Jones was extended as head coach for the 2023 season. American Preston Haire was signed as quarterback. With Kasim Edebali and Miguel Boock, two well-known linebackers ended their careers after the 2022 season. On June 11, 2023, Sea Devils played their first home game in Volksparkstadion in front of 32,500 spectators. The Sea Devils lost 22-27. With a 4-8 record, the Sea Devils missed the playoffs for the first time.

After the end of the regular season, the Sea Devils announced the dismissal of Charles Jones as head coach. In addition, defensive coordinator Kendral Ellison joined the Munich Ravens as the new head coach and general manager Max Paatz joined Rhein Fire. For the 2024 season, the American Matt Johnson was hired as head coach, and Brandon Noble as defensive coordinator. The Sea Devils signed Javarian Smith as quarterback and Jarvis McClam as wide receiver. After week 7, Smith was replaced by American D'Angelo Fulfort. The Sea Devils did not play at Stadion Hoheluft this season but opted to play in several cities across Northern Germany. The team finished the season with a 2-10 record.

In September 2024, the team introduced Shuan Fatah as the new head coach. Previously, Fatah won two German and five Austrian Bowls and worked for the Sea Devils of the NFL Europe as a running back coach.

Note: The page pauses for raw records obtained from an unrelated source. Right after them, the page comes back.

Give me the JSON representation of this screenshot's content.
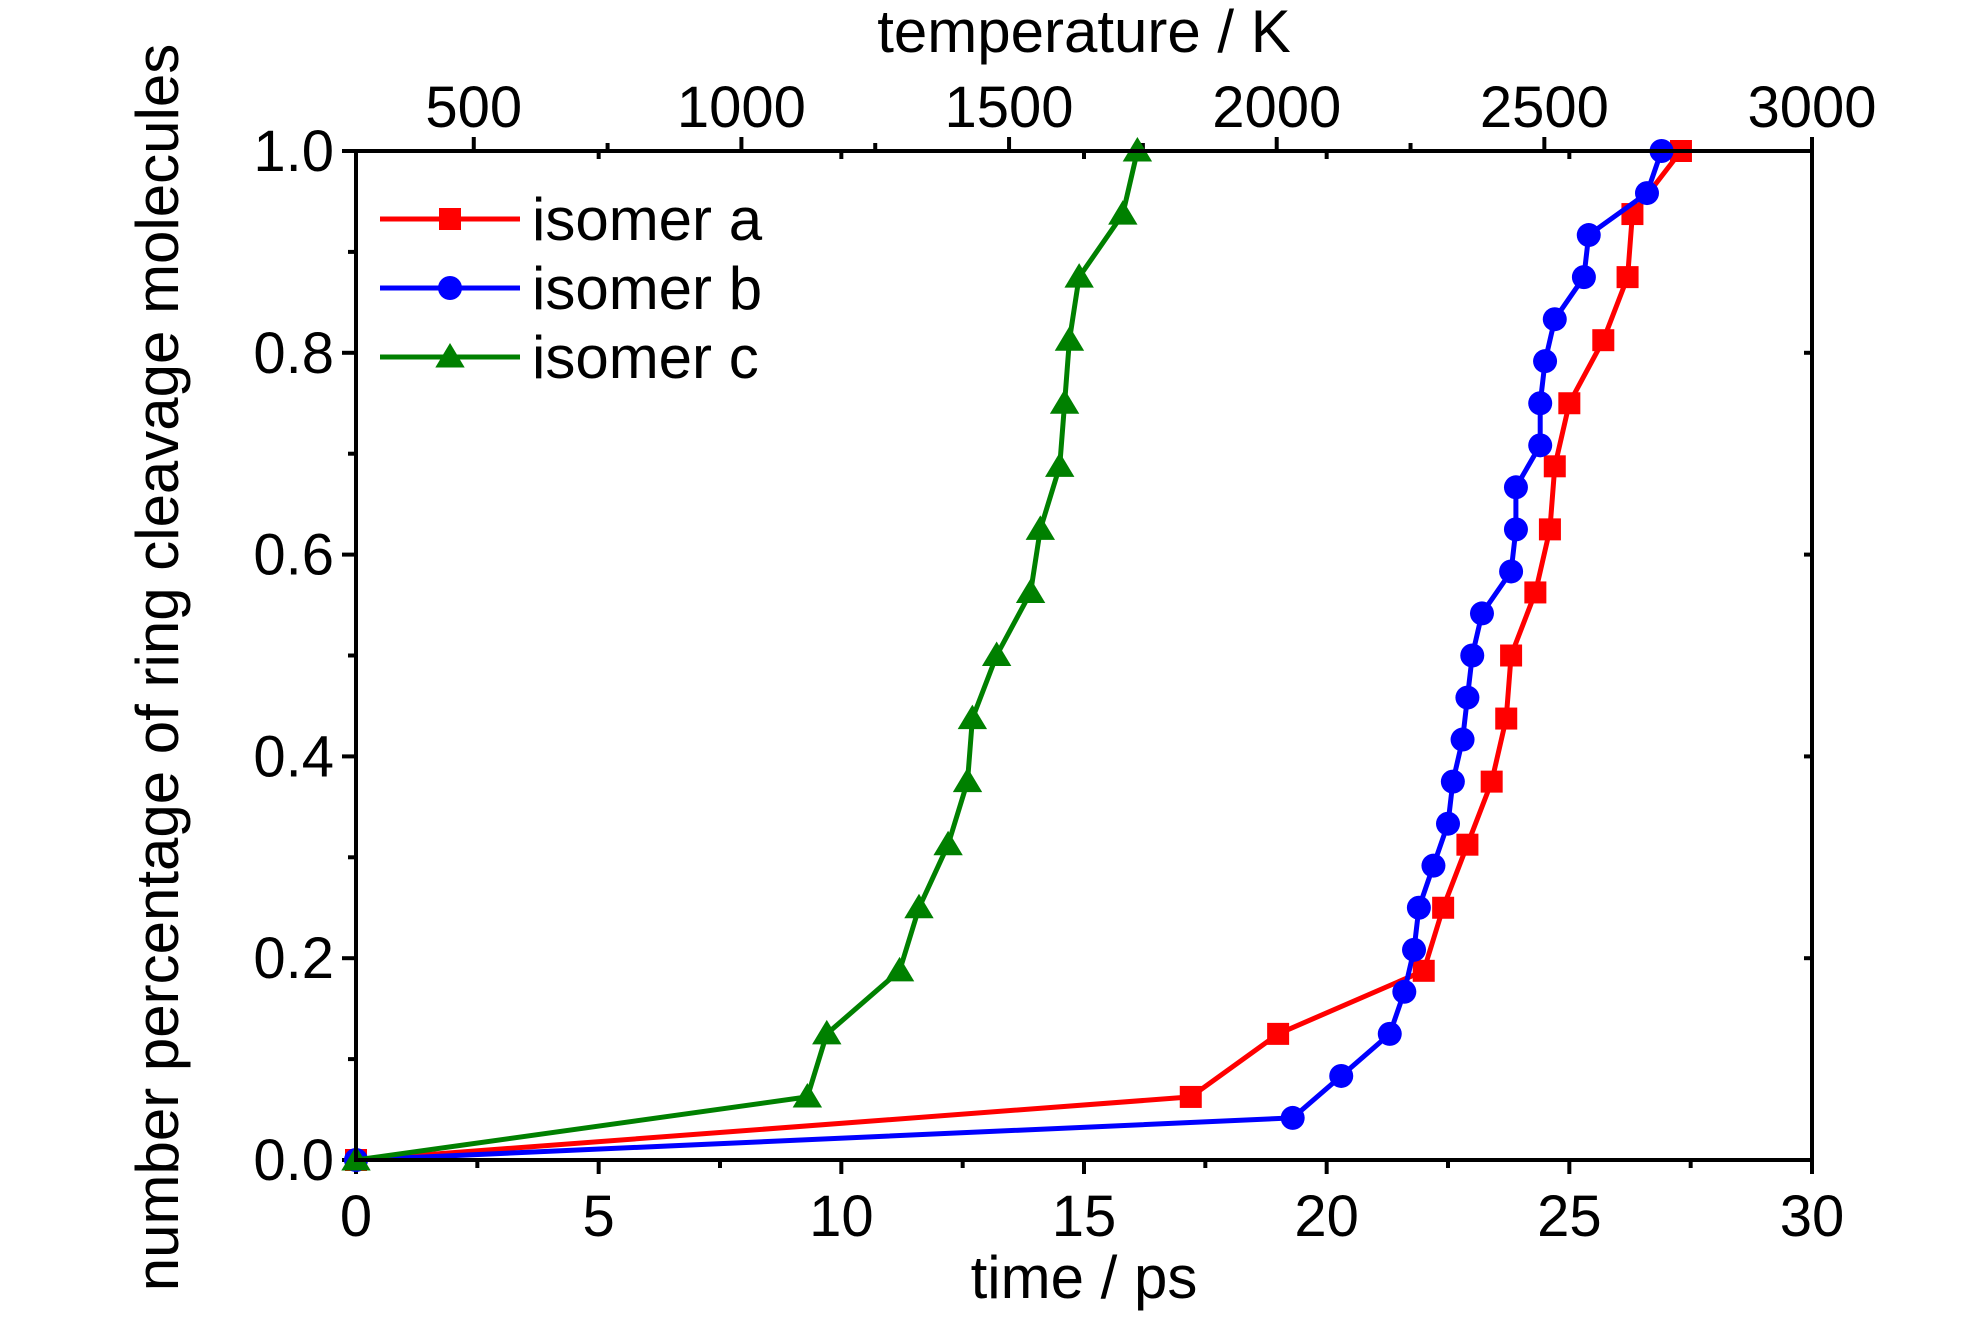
{
  "chart_data": {
    "type": "line",
    "xlabel": "time / ps",
    "ylabel": "number percentage of ring cleavage molecules",
    "x2label": "temperature / K",
    "xlim": [
      0,
      30
    ],
    "ylim": [
      0,
      1.0
    ],
    "x2lim": [
      280,
      3000
    ],
    "xticks": [
      0,
      5,
      10,
      15,
      20,
      25,
      30
    ],
    "xtick_labels": [
      "0",
      "5",
      "10",
      "15",
      "20",
      "25",
      "30"
    ],
    "yticks": [
      0,
      0.2,
      0.4,
      0.6,
      0.8,
      1.0
    ],
    "ytick_labels": [
      "0.0",
      "0.2",
      "0.4",
      "0.6",
      "0.8",
      "1.0"
    ],
    "x2ticks": [
      500,
      1000,
      1500,
      2000,
      2500,
      3000
    ],
    "x2tick_labels": [
      "500",
      "1000",
      "1500",
      "2000",
      "2500",
      "3000"
    ],
    "grid": false,
    "legend_position": "top-left",
    "series": [
      {
        "name": "isomer a",
        "color": "#ff0000",
        "marker": "square",
        "points": [
          [
            0,
            0
          ],
          [
            17.2,
            0.0625
          ],
          [
            19.0,
            0.125
          ],
          [
            22.0,
            0.1875
          ],
          [
            22.4,
            0.25
          ],
          [
            22.9,
            0.3125
          ],
          [
            23.4,
            0.375
          ],
          [
            23.7,
            0.4375
          ],
          [
            23.8,
            0.5
          ],
          [
            24.3,
            0.5625
          ],
          [
            24.6,
            0.625
          ],
          [
            24.7,
            0.6875
          ],
          [
            25.0,
            0.75
          ],
          [
            25.7,
            0.8125
          ],
          [
            26.2,
            0.875
          ],
          [
            26.3,
            0.9375
          ],
          [
            27.3,
            1.0
          ]
        ]
      },
      {
        "name": "isomer b",
        "color": "#0000ff",
        "marker": "circle",
        "points": [
          [
            0,
            0
          ],
          [
            19.3,
            0.0417
          ],
          [
            20.3,
            0.0833
          ],
          [
            21.3,
            0.125
          ],
          [
            21.6,
            0.1667
          ],
          [
            21.8,
            0.2083
          ],
          [
            21.9,
            0.25
          ],
          [
            22.2,
            0.2917
          ],
          [
            22.5,
            0.3333
          ],
          [
            22.6,
            0.375
          ],
          [
            22.8,
            0.4167
          ],
          [
            22.9,
            0.4583
          ],
          [
            23.0,
            0.5
          ],
          [
            23.2,
            0.5417
          ],
          [
            23.8,
            0.5833
          ],
          [
            23.9,
            0.625
          ],
          [
            23.9,
            0.6667
          ],
          [
            24.4,
            0.7083
          ],
          [
            24.4,
            0.75
          ],
          [
            24.5,
            0.7917
          ],
          [
            24.7,
            0.8333
          ],
          [
            25.3,
            0.875
          ],
          [
            25.4,
            0.9167
          ],
          [
            26.6,
            0.9583
          ],
          [
            26.9,
            1.0
          ]
        ]
      },
      {
        "name": "isomer c",
        "color": "#008000",
        "marker": "triangle",
        "points": [
          [
            0,
            0
          ],
          [
            9.3,
            0.0625
          ],
          [
            9.7,
            0.125
          ],
          [
            11.2,
            0.1875
          ],
          [
            11.6,
            0.25
          ],
          [
            12.2,
            0.3125
          ],
          [
            12.6,
            0.375
          ],
          [
            12.7,
            0.4375
          ],
          [
            13.2,
            0.5
          ],
          [
            13.9,
            0.5625
          ],
          [
            14.1,
            0.625
          ],
          [
            14.5,
            0.6875
          ],
          [
            14.6,
            0.75
          ],
          [
            14.7,
            0.8125
          ],
          [
            14.9,
            0.875
          ],
          [
            15.8,
            0.9375
          ],
          [
            16.1,
            1.0
          ]
        ]
      }
    ]
  }
}
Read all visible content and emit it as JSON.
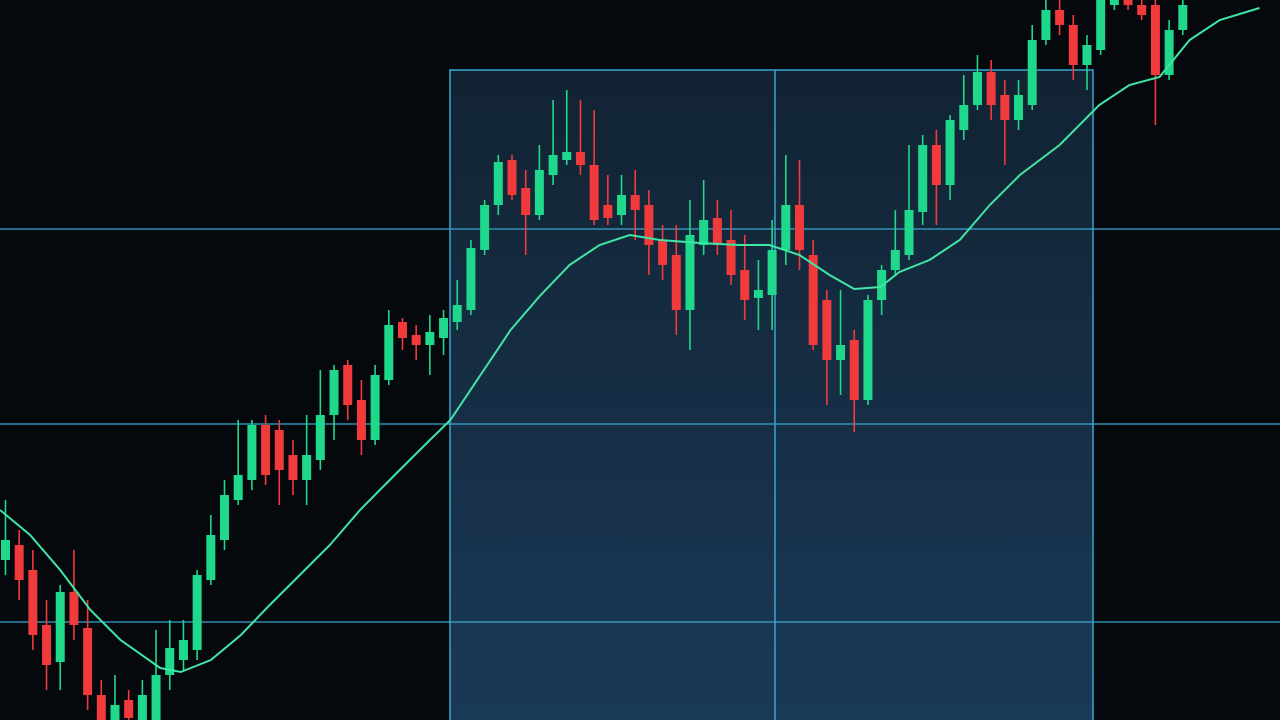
{
  "chart_data": {
    "type": "candlestick",
    "xlim": [
      -0.4,
      93.1
    ],
    "ylim": [
      0,
      720
    ],
    "up_color": "#1fd88c",
    "down_color": "#f03a3c",
    "x": [
      0,
      1,
      2,
      3,
      4,
      5,
      6,
      7,
      8,
      9,
      10,
      11,
      12,
      13,
      14,
      15,
      16,
      17,
      18,
      19,
      20,
      21,
      22,
      23,
      24,
      25,
      26,
      27,
      28,
      29,
      30,
      31,
      32,
      33,
      34,
      35,
      36,
      37,
      38,
      39,
      40,
      41,
      42,
      43,
      44,
      45,
      46,
      47,
      48,
      49,
      50,
      51,
      52,
      53,
      54,
      55,
      56,
      57,
      58,
      59,
      60,
      61,
      62,
      63,
      64,
      65,
      66,
      67,
      68,
      69,
      70,
      71,
      72,
      73,
      74,
      75,
      76,
      77,
      78,
      79,
      80,
      81,
      82,
      83,
      84,
      85,
      86
    ],
    "open": [
      160,
      175,
      150,
      95,
      58,
      128,
      92,
      25,
      0,
      20,
      0,
      0,
      45,
      60,
      70,
      140,
      180,
      220,
      240,
      295,
      290,
      265,
      240,
      260,
      305,
      355,
      320,
      280,
      340,
      398,
      385,
      375,
      382,
      398,
      410,
      470,
      515,
      560,
      532,
      505,
      545,
      560,
      568,
      555,
      515,
      505,
      525,
      515,
      480,
      465,
      410,
      475,
      502,
      480,
      450,
      422,
      425,
      470,
      515,
      465,
      420,
      360,
      380,
      320,
      420,
      450,
      465,
      508,
      575,
      535,
      590,
      615,
      648,
      625,
      600,
      615,
      680,
      710,
      695,
      655,
      670,
      715,
      720,
      715,
      715,
      645,
      690
    ],
    "high": [
      220,
      190,
      170,
      120,
      135,
      170,
      120,
      40,
      45,
      30,
      40,
      90,
      100,
      100,
      150,
      205,
      240,
      300,
      300,
      305,
      300,
      280,
      305,
      350,
      355,
      360,
      340,
      355,
      410,
      402,
      395,
      405,
      410,
      440,
      480,
      520,
      565,
      565,
      550,
      575,
      620,
      630,
      620,
      610,
      545,
      545,
      550,
      530,
      495,
      495,
      520,
      540,
      520,
      510,
      485,
      460,
      500,
      565,
      560,
      480,
      430,
      430,
      390,
      425,
      455,
      510,
      575,
      585,
      590,
      605,
      645,
      665,
      660,
      640,
      640,
      695,
      720,
      720,
      705,
      685,
      720,
      720,
      720,
      720,
      720,
      700,
      720
    ],
    "low": [
      145,
      120,
      70,
      30,
      30,
      80,
      10,
      0,
      0,
      0,
      0,
      0,
      30,
      50,
      60,
      135,
      170,
      215,
      230,
      235,
      215,
      225,
      215,
      250,
      280,
      300,
      265,
      275,
      335,
      370,
      360,
      345,
      365,
      390,
      405,
      465,
      505,
      520,
      465,
      500,
      535,
      555,
      545,
      495,
      495,
      495,
      480,
      445,
      440,
      385,
      370,
      465,
      465,
      435,
      400,
      390,
      390,
      455,
      450,
      370,
      315,
      325,
      288,
      315,
      405,
      445,
      460,
      495,
      495,
      520,
      580,
      610,
      600,
      555,
      590,
      610,
      675,
      685,
      640,
      630,
      665,
      710,
      710,
      700,
      595,
      640,
      685
    ],
    "close": [
      180,
      140,
      85,
      55,
      128,
      95,
      25,
      0,
      15,
      2,
      25,
      45,
      72,
      80,
      145,
      185,
      225,
      245,
      295,
      245,
      250,
      240,
      265,
      305,
      350,
      315,
      280,
      345,
      395,
      382,
      375,
      388,
      402,
      415,
      472,
      515,
      558,
      525,
      505,
      550,
      565,
      568,
      555,
      500,
      502,
      525,
      510,
      475,
      455,
      410,
      485,
      500,
      475,
      445,
      420,
      430,
      470,
      515,
      470,
      375,
      360,
      375,
      320,
      420,
      450,
      470,
      510,
      575,
      535,
      600,
      615,
      648,
      615,
      600,
      625,
      680,
      710,
      695,
      655,
      675,
      720,
      720,
      715,
      705,
      645,
      690,
      715
    ],
    "moving_average": {
      "color": "#3fe6a6",
      "x": [
        -0.4,
        1.8,
        4.0,
        6.2,
        8.4,
        11.3,
        12.8,
        15.0,
        17.2,
        19.3,
        21.5,
        23.7,
        25.9,
        28.8,
        31.0,
        32.5,
        34.7,
        36.9,
        39.1,
        41.2,
        43.4,
        45.6,
        47.8,
        50.7,
        53.6,
        55.8,
        58.0,
        60.2,
        62.0,
        63.9,
        65.3,
        67.5,
        69.7,
        71.9,
        74.1,
        77.0,
        79.9,
        82.1,
        84.3,
        86.5,
        88.7,
        91.6
      ],
      "values": [
        210,
        185,
        150,
        110,
        80,
        52,
        48,
        60,
        85,
        115,
        145,
        175,
        210,
        250,
        280,
        300,
        345,
        390,
        425,
        455,
        475,
        485,
        480,
        477,
        475,
        475,
        465,
        445,
        431,
        433,
        448,
        460,
        480,
        515,
        545,
        575,
        615,
        635,
        643,
        680,
        700,
        712
      ]
    }
  }
}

Following the conclusion of the 2025 ELF season, eleven teams announced they were leaving the ELF to form the European Football Alliance, with the Sea Devils noticeably not included among them. While the league initially tried to restructure itself as part of self-administration proceedings so as to continue with a 2026 season, on 23 March 2026, insolvency proceedings were initiated against the European League of Football. With the league shut down, the Sea Devils effectively ceased operations, though no formal statement was released by the franchise.

===Season-by-season===

| Name | Coach | Regular season |  |  |  |  | Postseason |  |  |  | Result | Ø Attendance |
| GP | Won | Lost | Win % | Finish | GP | Won | Lost | Win % |
| 2021 | Ted Daisher | 2 | 2 | 0 | 1.000 | 1st (North) |
| Andreas Nommensen | 8 | 5 | 3 | .625 | 2 | 1 | 1 | .500 | Lost 1st Championship Game | 1,744 |
| 2022 | Charles "Yogi" Jones | 12 | 11 | 1 | .916 | 1st (North) | 2 | 1 | 1 | .500 | Lost 2nd Championship Game | 3,520 |
| 2023 | 12 | 4 | 8 | .333 | 4th (Western) | DNQ |  |  |  | – | 8,164 |
| 2024 | Matt Johnson | 12 | 2 | 10 | 0.167 | 6th (Western) | DNQ |  |  |  | – | 9,277 |
| 2025 | Lee Rowland | 12 | 3 | 9 | .250 | 3rd (North) | DNQ |  |  |  | - | 3,183 |
| Total |  | 58 | 27 | 31 | 0.466 | - | 4 | 2 | 2 | 0.500 | - | 5,296 |

==Stadium==
The Sea Devils primarily played their home games at the 11,000-seat capacity Stadion Hoheluft, though they would play select matches at the larger Volksparkstadion.